The temporary monument took shape quickly, in spite of sun, in spite of sorrow. Empty boots, rumpled camouflage pants and a black U.S. Marine Corps T-shirt: they comprised a silent reminder that that he'd walked among them.
Then someone placed tiny American flags alongside the road outside Sprayberry High School. They fluttered in the hot wind.
And then the people who’d known him stood in a cluster Friday afternoon and remembered Skip Wells — classmate, college student, Marine.
Wells and three other Marines were killed Thursday, gunned down in an act federal officials are investigating as an act of terrorism. Wells, 21, was on the first day of a temporary assignment in Chattanooga; he was just about to become a full-time, active-duty Marine.
He was the sort of guy the Marines wanted, said Sharon Greenwell. She pointed to a photo attached to a banner belonging to Sprayberry’s Navy Junior Reserve Officer Training Corps. Wells, SHS Class of 2012, had been one of its stars.
“Do you see that smile on that photo?” asked Greenwell, president of the ROTC booster club. “That’s what I remember about him.”
His real name was Squire, but folks called him Skip. He was the only son of , Cathy Wells, herself a Navy veteran and a single mom. He was the quick laugh in the classroom, the clarinetist who played for the marching band and in church. He was the aspiring Marine who excelled in field drills.
He was, everyone agreed, a great guy.
“He was an effervescent kid,” said Andy Kingery, a Marietta resident. Kingery watched the boy turn into a man, the man, into a Marine.
“He was keenly aware of what he was getting into,” said Kingery, who spoke on behalf of Wells’ family. “He was absolutely aware of what he was doing when he joined the Marines.”
He enrolled at Georgia Southern University, but felt the call to serve in the military instead. On Friday, the Statesboro university – still wounded from the roadway deaths of five nursing students earlier this year – shared its sorrow over the death of a former student.

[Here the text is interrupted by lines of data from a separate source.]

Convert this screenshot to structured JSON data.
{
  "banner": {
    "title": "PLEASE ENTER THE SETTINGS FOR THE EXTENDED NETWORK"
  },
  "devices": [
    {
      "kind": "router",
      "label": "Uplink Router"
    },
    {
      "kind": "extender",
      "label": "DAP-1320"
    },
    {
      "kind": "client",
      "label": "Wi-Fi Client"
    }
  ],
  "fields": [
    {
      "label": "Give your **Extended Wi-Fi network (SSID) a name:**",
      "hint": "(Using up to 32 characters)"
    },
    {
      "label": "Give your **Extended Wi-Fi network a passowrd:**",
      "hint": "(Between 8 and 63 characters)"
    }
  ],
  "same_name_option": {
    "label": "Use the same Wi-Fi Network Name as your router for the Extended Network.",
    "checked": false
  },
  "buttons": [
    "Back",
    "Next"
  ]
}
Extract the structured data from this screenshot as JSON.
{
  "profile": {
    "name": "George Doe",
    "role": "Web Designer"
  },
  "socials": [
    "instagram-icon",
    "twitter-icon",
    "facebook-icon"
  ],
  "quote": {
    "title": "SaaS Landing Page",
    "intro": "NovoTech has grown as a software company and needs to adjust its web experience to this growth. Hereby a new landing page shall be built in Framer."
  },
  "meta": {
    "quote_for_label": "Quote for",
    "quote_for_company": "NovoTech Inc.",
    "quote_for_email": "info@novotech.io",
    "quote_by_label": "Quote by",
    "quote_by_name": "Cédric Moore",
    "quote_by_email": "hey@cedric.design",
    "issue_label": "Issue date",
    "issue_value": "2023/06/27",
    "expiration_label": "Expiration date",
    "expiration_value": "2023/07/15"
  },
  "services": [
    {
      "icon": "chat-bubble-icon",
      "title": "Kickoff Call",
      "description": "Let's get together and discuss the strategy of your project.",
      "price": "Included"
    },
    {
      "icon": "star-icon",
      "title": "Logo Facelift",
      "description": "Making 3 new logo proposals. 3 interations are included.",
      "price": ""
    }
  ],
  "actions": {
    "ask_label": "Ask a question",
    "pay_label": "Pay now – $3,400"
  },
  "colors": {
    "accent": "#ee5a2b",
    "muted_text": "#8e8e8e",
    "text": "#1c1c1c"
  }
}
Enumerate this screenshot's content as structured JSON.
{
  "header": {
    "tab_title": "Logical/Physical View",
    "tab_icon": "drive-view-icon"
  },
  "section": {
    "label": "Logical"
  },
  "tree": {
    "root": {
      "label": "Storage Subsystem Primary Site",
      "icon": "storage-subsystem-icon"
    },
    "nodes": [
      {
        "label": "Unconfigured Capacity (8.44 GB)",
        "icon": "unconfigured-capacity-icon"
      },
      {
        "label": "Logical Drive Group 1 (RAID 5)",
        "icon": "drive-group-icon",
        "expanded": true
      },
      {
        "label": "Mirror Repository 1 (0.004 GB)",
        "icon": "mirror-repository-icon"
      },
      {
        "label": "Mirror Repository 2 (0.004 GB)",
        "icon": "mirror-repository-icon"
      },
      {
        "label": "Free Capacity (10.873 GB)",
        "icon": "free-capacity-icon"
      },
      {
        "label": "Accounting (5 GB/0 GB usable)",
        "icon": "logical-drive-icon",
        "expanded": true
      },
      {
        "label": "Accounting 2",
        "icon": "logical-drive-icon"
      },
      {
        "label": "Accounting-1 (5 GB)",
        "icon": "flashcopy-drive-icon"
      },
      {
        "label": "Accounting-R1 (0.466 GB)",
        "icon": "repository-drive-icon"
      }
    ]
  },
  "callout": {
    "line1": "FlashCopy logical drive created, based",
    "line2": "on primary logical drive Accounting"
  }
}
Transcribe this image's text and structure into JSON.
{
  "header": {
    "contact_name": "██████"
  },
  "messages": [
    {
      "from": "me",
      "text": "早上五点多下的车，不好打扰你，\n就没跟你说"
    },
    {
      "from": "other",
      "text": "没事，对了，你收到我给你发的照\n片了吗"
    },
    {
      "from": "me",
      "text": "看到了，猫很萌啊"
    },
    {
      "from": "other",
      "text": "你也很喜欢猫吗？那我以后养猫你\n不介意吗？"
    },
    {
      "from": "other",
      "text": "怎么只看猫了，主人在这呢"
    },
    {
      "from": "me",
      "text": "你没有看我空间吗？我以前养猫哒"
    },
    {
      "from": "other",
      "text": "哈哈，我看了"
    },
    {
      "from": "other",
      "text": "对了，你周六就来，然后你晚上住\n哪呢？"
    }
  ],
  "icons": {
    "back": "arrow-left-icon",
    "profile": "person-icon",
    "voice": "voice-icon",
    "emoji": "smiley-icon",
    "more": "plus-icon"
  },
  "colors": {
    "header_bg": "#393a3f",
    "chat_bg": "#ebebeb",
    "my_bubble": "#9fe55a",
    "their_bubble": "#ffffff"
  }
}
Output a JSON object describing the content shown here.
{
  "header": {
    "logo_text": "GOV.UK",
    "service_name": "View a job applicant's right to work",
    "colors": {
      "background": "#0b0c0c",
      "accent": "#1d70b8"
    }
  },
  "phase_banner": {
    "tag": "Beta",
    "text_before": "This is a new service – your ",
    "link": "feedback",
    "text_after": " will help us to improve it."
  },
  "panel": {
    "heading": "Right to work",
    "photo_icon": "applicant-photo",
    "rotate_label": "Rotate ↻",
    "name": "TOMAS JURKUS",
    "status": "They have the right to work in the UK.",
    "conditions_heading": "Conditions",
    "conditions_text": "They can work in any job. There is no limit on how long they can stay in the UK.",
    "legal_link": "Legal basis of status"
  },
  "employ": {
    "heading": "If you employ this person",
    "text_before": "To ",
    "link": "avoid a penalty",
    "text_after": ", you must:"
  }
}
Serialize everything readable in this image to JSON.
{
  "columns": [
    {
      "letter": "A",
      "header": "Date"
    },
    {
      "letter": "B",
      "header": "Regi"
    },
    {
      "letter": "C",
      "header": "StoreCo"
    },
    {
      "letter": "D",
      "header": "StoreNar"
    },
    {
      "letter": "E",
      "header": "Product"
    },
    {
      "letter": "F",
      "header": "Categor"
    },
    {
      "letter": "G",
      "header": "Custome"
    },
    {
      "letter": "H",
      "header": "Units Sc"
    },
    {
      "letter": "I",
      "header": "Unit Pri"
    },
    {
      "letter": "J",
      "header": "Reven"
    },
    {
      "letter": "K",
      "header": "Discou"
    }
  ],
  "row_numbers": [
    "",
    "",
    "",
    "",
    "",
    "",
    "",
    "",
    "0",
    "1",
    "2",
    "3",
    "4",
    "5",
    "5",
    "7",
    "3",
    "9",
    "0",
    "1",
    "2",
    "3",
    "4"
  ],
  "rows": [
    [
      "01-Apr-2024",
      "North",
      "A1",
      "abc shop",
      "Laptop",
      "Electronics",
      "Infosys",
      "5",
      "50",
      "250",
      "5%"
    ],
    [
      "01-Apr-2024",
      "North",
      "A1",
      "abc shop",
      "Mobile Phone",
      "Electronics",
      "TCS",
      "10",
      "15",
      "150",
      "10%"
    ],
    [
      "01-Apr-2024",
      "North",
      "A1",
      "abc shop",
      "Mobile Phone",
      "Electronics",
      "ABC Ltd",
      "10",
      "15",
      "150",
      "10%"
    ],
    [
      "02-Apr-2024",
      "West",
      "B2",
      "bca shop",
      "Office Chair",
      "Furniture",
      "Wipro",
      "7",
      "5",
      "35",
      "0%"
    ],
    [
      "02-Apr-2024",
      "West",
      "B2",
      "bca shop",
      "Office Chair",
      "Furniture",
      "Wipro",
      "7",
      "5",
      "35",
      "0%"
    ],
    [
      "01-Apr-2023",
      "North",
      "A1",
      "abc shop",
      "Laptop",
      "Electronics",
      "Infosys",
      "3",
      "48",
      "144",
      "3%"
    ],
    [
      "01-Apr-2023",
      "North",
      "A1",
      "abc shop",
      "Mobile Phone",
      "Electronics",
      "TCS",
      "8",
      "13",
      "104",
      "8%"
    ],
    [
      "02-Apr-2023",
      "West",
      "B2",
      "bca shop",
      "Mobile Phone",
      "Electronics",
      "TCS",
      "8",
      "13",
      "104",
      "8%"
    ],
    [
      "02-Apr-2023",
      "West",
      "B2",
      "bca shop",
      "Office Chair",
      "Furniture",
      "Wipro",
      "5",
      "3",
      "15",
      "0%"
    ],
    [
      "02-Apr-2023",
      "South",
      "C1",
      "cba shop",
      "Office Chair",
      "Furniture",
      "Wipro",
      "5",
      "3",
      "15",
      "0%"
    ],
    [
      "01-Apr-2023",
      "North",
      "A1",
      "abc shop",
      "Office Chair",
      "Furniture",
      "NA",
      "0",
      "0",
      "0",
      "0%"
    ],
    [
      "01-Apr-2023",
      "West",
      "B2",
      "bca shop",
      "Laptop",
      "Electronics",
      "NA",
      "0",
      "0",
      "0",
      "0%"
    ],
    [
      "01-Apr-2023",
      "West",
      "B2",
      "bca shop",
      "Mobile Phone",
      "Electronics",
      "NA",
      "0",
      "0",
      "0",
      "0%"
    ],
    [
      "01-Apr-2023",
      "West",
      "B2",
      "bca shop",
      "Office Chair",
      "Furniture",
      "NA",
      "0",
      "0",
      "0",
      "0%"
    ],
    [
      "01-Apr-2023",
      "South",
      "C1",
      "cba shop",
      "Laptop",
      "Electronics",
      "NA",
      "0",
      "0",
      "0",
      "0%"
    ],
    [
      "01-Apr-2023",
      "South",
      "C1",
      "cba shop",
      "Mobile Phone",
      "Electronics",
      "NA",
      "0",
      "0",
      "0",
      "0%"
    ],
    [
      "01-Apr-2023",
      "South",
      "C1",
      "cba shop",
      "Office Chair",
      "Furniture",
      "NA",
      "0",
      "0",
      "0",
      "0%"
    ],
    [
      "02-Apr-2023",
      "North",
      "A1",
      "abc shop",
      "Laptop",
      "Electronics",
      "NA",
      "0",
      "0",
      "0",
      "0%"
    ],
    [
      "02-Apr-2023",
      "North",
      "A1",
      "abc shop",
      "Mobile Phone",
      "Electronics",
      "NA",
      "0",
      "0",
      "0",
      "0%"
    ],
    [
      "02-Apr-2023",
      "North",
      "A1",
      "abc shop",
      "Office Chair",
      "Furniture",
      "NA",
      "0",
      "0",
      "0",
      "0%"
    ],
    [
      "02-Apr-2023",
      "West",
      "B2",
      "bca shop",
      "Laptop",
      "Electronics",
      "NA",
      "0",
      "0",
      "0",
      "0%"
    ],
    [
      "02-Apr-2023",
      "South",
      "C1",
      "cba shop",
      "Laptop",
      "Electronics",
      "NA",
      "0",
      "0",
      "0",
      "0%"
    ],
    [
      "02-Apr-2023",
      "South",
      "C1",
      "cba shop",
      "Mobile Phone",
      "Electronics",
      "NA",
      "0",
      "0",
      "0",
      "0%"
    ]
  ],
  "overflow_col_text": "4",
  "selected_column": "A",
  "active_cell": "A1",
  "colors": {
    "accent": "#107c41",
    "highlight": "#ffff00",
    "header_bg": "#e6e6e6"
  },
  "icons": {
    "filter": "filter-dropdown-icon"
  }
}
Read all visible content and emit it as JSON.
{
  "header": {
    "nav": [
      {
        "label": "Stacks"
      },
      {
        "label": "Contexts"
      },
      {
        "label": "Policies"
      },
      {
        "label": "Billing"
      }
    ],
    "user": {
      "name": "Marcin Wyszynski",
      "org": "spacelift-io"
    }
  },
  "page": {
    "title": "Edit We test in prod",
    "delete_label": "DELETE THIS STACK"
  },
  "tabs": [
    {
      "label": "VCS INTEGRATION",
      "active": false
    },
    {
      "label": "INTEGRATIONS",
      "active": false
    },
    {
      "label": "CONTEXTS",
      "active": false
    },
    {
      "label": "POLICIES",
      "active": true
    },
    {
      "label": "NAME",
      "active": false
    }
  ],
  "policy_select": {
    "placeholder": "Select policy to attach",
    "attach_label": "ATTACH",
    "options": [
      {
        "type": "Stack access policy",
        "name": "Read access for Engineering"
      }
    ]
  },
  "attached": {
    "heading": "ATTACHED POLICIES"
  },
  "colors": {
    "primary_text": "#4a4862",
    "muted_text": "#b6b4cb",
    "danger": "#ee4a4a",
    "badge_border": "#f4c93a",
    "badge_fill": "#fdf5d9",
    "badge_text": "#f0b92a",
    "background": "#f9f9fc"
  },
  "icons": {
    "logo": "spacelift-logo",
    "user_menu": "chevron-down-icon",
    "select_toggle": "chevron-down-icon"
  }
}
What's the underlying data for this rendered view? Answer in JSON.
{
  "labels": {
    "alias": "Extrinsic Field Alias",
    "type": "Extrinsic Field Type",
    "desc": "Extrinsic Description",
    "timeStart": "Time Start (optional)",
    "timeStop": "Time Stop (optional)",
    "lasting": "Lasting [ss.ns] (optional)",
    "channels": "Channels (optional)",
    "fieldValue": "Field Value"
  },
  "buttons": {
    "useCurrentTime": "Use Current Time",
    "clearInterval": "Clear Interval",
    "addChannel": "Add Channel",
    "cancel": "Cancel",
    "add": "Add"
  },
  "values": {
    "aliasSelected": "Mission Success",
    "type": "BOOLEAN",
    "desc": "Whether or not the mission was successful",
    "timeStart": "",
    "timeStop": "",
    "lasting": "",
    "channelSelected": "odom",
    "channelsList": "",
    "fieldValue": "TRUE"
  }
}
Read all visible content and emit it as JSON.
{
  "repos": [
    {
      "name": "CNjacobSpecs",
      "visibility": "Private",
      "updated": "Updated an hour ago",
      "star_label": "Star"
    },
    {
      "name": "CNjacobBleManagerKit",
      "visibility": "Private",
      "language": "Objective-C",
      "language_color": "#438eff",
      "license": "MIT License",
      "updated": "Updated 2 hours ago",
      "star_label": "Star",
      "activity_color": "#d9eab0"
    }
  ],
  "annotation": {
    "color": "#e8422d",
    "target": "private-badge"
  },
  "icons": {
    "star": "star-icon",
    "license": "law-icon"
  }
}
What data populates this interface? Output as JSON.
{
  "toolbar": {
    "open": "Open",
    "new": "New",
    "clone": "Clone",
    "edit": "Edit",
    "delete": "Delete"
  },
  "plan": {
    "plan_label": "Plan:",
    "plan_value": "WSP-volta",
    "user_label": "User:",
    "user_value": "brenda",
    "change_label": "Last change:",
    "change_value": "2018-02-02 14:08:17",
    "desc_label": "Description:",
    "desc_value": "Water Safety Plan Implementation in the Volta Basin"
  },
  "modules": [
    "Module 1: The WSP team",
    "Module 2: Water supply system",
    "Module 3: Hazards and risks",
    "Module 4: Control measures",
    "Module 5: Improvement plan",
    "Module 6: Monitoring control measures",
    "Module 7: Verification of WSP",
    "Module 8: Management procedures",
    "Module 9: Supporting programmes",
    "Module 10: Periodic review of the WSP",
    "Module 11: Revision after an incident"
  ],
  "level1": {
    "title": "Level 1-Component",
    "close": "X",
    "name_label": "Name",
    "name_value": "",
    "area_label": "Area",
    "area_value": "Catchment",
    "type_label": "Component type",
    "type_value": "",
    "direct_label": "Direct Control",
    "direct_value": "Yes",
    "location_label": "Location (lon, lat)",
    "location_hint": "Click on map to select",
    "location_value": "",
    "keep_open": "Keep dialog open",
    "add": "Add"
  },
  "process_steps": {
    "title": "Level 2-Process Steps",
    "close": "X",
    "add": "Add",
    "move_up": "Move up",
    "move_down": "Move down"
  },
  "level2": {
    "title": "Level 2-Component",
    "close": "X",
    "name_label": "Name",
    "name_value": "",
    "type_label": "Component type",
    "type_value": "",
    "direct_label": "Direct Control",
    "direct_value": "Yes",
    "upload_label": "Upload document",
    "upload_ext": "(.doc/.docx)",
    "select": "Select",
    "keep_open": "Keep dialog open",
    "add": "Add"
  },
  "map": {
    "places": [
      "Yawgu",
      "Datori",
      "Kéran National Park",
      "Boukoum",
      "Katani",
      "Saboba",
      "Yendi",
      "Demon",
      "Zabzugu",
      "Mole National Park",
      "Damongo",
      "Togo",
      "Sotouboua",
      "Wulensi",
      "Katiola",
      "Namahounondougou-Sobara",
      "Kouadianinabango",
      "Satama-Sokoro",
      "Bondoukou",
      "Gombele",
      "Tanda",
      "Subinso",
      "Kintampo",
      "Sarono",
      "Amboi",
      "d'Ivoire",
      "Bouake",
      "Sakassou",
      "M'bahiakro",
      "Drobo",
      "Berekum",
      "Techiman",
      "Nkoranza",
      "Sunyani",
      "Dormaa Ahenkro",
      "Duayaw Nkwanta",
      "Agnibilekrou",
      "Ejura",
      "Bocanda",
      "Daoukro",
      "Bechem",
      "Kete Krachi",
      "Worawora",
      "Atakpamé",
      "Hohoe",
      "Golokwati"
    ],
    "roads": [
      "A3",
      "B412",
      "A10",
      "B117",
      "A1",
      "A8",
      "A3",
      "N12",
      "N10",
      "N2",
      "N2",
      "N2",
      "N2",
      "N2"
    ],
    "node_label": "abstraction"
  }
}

“The Eagle Nation offers our deepest condolences to his family and the families of those killed and wounded during this incident,” the statement read.
No one in Statesboro, perhaps, felt that sorrow more keenly than Caroline Dove, Wells’ girlfriend. In a series of texts Thursday, they discussed her impending trip to Chattanooga.
“Can’t wait anymore,” Wells texted.
“Yes you can honey,” she replied.
His next words: “ACTIVE SHOOTER.”
She never heard from him again.
‘Dream to serve’
He wanted to be an artillery specialist, to fire the big guns, said Dennis Wonders, a retired Navy lieutenant commander who oversees Sprayberry’s Navy ROTC program. Wells had been one of his students.
“He was a fantastic individual, dedicated to his cause,” Wonders said. “It was his dream to serve his country.”
Wells' mother concurred. "My son died doing what he loved for the love of his country and his family," Cathy Wells told CNN.
Lane Edwards remembered Wells as the sort of guy an underclassman wants to be. “He was a role model to me,” said Lane Edwards, 18. He was a freshman when Wells was a senior. They were on the military drill team, where the younger student tried to emulate the older one.
Wells had always been interested in the military, said Nolan Opp. He met Wells when they were in the sixth grade and remained friends throughout their years at Sprayberry High School.
"From the moment I met him, he had a demeanor about him," said Opp, now a private first class in the U.S. Army, stationed at Fort Stewart. "He wanted to be the best he could be at anything he did."
Imani McKenney recalled a happy young man. “He was,” she said, “the sort of person you want to have classes with.” McKinney, another member of the class of 2012, coined a word to describe her old classmate: “mannerable.”
He did have great manners, said Gary Gaston, orchestra director at First Baptist Church of Woodstock, where Wells frequently played clarinet.
“Skip was so polite and courteous that it almost made you suspicious,” Gaston recalled in an email. “Once you got to know him, you discovered he really was that nice.”
A few Sundays ago, said Gaston, the young man came to church. He wore the full regalia of a U.S. Marine, the dress blues. The congregation stood and applauded. The young Marine beamed.
On Friday, an older Marine paid his respects to the younger one. Jerry Jameson of Jasper parked a ways off, then marched to the high school. He carried a 3-by-5 American flag, which cracked and rolled in the wind.
He approached the memorial to Wells. He carefully straightened the Marine Corps shirt, rumpled on a bench. Then he saluted, slowly, the gesture an honor guard uses to honor a warrior.
Wells and his fellow slain Marines are casualties in a war that has come to our shores, Jameson said.
“As Marines, we are all a band of brothers and sisters,” he said. “What happened to them shouldn’t have happened.”